An individual may establish and fund a Roth IRA on behalf of his or her spouse who makes little or no income. Spousal Roth IRA contributions are subject to the same rules and limits as that of regular Roth IRA contributions and must be held separately from the Roth IRA of the individual making the contribution. Roth IRAs cannot be held as joint accounts. The couple must be married and file a joint tax return.


Distribution Rules

An investor can withdraw contributions to a Roth IRA any time without tax or penalty. This is not the case for any earnings or interest that you have earned on your Roth IRA investment. In order for a distribution to be qualified (the earnings are not taxable or subject to a 10% early withdrawal penalty), the following must occur:

  • The Roth IRA holder is at least age 59.5 when the distribution occurs.
  • Your initial contributions must be in the Roth IRA for at least five years regardless of the age you opened it. The clock starts on January 1st of the year you make your first contribution. There is not a new 5-year clock for each Roth IRA contribution or for each Roth IRA that is held. This is not the case with a Roth IRA conversion. The 5-year rule clock restarts with every conversion and each conversion amount has its own 5-year time period. So, with multiple conversions, there may be multiple 5-year periods in progress.

 Distribution Exceptions

 You may not have to pay the 10% early withdrawal penalty in the following situations:

  • You use the money to pay for a first time-home ($10,000 lifetime limit).
  • The distribution is made to a beneficiary or to your estate after you die.
  • You become disabled.
  • Medical expenses exceeding 10% of your adjusted gross income.
  • You are paying medical insurance premiums after losing your job.
  • The distributions are not more than your qualified higher education expenses (for yourself or eligible family members).

Minimum distributions

Unlike with a Traditional IRA, the Roth IRA is not subject to the Required Minimum Distribution rules during the lifetime of the owner. You cannot use your Roth IRA to satisfy minimum distribution requirements for your Traditional IRA (you generally have to start taking withdrawals from your Traditional IRA after you reach age 70.5).
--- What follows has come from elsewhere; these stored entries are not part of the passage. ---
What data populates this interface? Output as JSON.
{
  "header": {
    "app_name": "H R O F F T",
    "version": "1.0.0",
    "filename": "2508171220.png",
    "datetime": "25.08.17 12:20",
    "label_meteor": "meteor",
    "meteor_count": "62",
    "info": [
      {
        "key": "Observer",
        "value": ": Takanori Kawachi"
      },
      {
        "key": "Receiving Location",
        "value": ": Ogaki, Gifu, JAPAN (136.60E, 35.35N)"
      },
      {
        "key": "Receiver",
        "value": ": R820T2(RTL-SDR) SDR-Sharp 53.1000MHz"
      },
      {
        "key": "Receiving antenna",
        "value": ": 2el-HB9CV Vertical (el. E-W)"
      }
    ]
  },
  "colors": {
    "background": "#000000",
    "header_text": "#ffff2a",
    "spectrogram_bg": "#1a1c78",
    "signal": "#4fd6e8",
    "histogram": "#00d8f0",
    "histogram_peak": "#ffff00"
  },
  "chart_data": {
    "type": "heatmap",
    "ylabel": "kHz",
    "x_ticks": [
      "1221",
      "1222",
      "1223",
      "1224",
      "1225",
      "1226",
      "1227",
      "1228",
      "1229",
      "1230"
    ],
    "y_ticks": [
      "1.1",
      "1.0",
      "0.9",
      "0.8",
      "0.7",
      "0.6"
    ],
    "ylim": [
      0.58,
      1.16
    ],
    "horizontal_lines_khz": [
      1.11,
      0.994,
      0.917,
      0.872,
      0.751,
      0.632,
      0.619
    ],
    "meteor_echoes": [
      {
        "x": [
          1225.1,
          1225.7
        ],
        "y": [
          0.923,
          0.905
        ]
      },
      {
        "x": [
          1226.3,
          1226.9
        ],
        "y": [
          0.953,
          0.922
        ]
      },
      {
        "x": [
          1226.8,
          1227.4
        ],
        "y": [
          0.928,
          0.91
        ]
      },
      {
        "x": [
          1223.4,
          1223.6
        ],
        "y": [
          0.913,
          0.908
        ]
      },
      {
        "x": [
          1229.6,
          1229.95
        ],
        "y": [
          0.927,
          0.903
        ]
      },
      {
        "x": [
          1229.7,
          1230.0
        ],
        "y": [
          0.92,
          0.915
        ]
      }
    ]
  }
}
 Distributions to beneficiaries

You can pass your Roth IRA on to your beneficiaries, and their withdrawals will be tax-free. If the sole beneficiary is the spouse, he or she can treat your Roth IRA as their own and will not have any required distribution requirements.

For non-spouse beneficiaries, Roth IRAs are subject to Required Minimum Distribution rules after the death of the owner with a 50% penalty if such distributions are not made. Generally, the entire interest in the Roth IRA must be distributed by the end of the fifth calendar year after the year of the owner's death unless the interest is payable to a designated beneficiary over the life or life expectancy of the designated beneficiary.